Most observability tools are built for human-centric dashboarding, which involves pre-decided cuts of data that an engineer monitors. Agentic systems, however, require a different query pattern. They need to perform soft joins of semantic data across logs, metrics, and traces to identify causal dependencies.

The observability data that most companies have that are of a certain scale is more than enough to go deal with this issue. You do not need to go produce more data.

-- Anish Agarwal

By mining existing telemetry to build a production world model, teams can move beyond simple pattern matching. This model acts like a gym for reinforcement learning, allowing the system to simulate causal hops across the infrastructure without requiring constant manual re-instrumentation. The advantage belongs to those who shift from collecting data to mapping the causal relationships within it.

The Trade-off Between Autonomy and Trust

The path to self-driving production is not a sudden transition but a series of incremental steps in change management. Agarwal categorizes this into levels of autonomy, similar to self-driving cars. The mistake many teams make is attempting to jump straight to L5, or fully autonomous self-healing, without first establishing the world model required to prevent hallucinations.

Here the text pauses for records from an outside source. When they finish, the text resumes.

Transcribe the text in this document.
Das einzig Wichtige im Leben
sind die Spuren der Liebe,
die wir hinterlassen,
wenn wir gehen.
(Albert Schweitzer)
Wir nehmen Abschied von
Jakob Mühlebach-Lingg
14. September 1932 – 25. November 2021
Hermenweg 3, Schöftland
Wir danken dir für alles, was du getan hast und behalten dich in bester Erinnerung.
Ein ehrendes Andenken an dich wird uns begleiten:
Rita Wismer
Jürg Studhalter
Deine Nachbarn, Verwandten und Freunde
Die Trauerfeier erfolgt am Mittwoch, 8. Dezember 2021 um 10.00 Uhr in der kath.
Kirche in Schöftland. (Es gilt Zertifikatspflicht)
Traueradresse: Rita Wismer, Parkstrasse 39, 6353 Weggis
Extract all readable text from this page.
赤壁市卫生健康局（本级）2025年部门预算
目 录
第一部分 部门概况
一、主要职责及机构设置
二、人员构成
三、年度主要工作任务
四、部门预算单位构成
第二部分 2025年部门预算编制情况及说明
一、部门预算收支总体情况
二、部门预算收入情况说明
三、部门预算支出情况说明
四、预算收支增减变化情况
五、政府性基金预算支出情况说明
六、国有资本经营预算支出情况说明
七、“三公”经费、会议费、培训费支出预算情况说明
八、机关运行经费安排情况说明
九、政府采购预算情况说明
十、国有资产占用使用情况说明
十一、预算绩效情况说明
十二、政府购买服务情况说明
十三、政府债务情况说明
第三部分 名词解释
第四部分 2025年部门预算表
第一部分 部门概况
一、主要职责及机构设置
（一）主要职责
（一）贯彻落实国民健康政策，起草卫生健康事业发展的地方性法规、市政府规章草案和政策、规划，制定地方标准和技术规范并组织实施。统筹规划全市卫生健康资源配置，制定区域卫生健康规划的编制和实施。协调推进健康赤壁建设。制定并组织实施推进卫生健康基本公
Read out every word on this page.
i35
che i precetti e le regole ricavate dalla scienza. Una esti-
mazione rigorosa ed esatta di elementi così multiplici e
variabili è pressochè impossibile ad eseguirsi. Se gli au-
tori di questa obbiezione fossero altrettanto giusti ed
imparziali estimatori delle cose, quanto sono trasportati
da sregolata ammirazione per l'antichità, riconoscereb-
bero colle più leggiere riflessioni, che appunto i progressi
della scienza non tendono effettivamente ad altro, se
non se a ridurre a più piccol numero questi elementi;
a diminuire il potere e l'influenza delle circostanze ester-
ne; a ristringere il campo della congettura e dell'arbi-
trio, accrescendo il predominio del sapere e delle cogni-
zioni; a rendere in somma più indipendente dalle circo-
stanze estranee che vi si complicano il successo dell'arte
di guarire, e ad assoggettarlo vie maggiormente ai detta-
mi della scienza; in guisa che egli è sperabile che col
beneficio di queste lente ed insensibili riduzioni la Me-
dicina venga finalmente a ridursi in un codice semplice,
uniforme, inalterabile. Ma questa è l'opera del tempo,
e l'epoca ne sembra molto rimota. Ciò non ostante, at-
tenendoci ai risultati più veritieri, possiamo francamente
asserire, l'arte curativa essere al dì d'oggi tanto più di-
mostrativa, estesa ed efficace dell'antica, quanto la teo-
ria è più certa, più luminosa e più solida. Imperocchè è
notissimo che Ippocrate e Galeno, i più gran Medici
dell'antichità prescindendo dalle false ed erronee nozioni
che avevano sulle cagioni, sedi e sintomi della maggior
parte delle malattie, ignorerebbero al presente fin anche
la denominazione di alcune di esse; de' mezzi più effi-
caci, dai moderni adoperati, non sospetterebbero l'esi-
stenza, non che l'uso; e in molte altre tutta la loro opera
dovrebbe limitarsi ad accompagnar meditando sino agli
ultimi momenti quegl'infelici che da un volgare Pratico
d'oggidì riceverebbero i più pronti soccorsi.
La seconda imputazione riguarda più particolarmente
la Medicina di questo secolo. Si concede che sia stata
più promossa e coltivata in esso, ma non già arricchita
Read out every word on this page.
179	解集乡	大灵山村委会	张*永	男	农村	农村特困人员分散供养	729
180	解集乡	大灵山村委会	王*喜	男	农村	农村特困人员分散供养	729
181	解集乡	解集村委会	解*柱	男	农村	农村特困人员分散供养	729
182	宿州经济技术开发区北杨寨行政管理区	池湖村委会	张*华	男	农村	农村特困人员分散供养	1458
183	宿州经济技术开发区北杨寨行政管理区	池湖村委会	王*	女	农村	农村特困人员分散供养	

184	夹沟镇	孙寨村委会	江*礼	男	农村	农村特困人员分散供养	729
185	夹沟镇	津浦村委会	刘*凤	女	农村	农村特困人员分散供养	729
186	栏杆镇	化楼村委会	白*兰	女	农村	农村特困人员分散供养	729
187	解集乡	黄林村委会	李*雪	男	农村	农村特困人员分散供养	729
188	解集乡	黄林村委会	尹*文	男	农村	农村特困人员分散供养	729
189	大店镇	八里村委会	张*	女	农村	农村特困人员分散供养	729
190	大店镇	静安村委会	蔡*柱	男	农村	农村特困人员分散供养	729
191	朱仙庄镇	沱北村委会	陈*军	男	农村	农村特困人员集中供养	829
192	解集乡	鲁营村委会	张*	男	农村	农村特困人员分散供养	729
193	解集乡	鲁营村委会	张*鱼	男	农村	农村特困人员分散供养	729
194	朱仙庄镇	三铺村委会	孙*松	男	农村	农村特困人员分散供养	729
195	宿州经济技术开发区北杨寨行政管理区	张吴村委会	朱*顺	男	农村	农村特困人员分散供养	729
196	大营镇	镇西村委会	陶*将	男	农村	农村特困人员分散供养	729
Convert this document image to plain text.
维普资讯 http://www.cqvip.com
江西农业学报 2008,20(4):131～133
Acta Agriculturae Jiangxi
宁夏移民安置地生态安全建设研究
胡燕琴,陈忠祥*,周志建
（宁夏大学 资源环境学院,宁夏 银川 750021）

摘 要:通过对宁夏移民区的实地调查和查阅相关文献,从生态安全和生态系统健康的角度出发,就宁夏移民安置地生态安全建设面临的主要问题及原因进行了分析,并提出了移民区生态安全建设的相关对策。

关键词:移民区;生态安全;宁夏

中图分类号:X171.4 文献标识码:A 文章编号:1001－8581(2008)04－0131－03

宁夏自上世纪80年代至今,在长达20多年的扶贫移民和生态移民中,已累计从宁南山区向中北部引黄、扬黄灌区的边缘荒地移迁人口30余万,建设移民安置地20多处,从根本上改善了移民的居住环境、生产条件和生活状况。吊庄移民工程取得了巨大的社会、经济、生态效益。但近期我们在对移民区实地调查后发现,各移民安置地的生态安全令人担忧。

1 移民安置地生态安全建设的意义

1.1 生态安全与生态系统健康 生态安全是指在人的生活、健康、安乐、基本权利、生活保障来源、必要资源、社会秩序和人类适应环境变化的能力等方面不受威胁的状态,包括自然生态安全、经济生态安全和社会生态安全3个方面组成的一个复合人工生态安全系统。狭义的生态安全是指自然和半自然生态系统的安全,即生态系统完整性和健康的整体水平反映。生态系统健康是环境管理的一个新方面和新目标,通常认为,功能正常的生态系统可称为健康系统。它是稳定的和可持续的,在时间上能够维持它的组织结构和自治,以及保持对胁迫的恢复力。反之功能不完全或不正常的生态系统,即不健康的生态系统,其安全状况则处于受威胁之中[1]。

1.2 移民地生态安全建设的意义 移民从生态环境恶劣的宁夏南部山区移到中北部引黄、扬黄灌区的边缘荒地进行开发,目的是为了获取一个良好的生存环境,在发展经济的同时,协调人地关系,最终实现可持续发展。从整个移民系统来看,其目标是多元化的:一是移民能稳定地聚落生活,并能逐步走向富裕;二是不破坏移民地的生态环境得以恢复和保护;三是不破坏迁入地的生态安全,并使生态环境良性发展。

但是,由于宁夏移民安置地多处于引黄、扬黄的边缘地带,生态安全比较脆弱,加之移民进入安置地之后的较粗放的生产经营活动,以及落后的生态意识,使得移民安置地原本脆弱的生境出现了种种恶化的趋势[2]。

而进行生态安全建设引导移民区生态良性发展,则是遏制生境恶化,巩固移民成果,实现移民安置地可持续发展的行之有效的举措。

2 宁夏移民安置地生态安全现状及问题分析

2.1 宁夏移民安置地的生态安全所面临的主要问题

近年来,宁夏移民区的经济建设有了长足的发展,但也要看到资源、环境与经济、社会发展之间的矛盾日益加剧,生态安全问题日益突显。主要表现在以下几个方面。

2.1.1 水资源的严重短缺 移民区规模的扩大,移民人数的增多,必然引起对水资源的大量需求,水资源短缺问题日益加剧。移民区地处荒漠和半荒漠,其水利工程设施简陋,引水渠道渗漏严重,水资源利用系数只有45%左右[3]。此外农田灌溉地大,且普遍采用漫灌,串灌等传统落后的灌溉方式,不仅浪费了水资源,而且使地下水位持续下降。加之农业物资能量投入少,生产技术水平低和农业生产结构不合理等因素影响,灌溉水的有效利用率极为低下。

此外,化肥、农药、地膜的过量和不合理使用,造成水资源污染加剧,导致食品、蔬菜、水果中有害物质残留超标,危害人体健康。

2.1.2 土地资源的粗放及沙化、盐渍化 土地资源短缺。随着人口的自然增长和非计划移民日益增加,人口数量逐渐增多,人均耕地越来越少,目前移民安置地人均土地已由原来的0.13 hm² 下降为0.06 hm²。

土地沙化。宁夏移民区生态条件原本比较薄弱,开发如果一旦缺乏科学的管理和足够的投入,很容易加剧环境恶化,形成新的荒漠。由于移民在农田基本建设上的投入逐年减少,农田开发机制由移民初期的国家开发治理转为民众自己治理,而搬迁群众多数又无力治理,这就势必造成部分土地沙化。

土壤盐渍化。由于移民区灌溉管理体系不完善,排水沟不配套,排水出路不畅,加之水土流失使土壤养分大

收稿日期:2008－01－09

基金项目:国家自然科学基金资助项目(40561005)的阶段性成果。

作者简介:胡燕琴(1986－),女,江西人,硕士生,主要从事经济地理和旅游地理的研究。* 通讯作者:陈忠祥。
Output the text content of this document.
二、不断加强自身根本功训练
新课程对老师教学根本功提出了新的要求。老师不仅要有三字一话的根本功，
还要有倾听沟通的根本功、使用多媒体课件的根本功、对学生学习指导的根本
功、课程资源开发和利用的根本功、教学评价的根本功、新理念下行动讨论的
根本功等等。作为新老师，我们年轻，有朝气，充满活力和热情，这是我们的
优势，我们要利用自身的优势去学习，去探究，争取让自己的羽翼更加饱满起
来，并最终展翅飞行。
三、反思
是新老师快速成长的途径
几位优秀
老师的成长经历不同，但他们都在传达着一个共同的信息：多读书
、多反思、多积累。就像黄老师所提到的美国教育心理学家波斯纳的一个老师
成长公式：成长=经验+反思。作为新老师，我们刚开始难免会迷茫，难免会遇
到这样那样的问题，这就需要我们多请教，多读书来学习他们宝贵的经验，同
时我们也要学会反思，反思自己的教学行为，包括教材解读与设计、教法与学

The competitive advantage lies in the middle ground: using AI to automate the laborious parts of maintenance, such as summarizing incidents, pulling historical context, and executing known runbooks. This creates a faster horse effect in the short term, but the long-term advantage is built by the team that integrates these autonomous agents into their CI/CD pipeline to forecast how code will behave in production before it is deployed.

Key Action Items

• Audit your human-in-the-loop bottlenecks: Identify the top 5 repetitive tasks your SREs perform during an incident, such as creating channels or querying logs. Automate these via LLM agents over the next quarter to free up cognitive bandwidth.
• Shift from dashboards to causal queries: Stop adding new metrics that nobody looks at. Instead, invest in tools or internal processes that can perform soft joins across your existing logs and traces to map system dependencies.
• Implement pre-flight evaluations: Begin evaluating AI-generated code not just for syntax, but for production behavior. Use your existing world model to forecast how new code will impact existing SLAs before merging. This pays off in 12 to 18 months as your system complexity grows.
• Decouple data types: Stop treating logs, metrics, and traces as silos. Use LLMs to semantically link these data types to provide a unified view of system health.
• Adopt an L3 troubleshooting framework: For the next 6 months, focus on building agentic workflows for specific, well-defined classes of issues, such as Kubernetes networking errors, rather than trying to solve the general incident problem.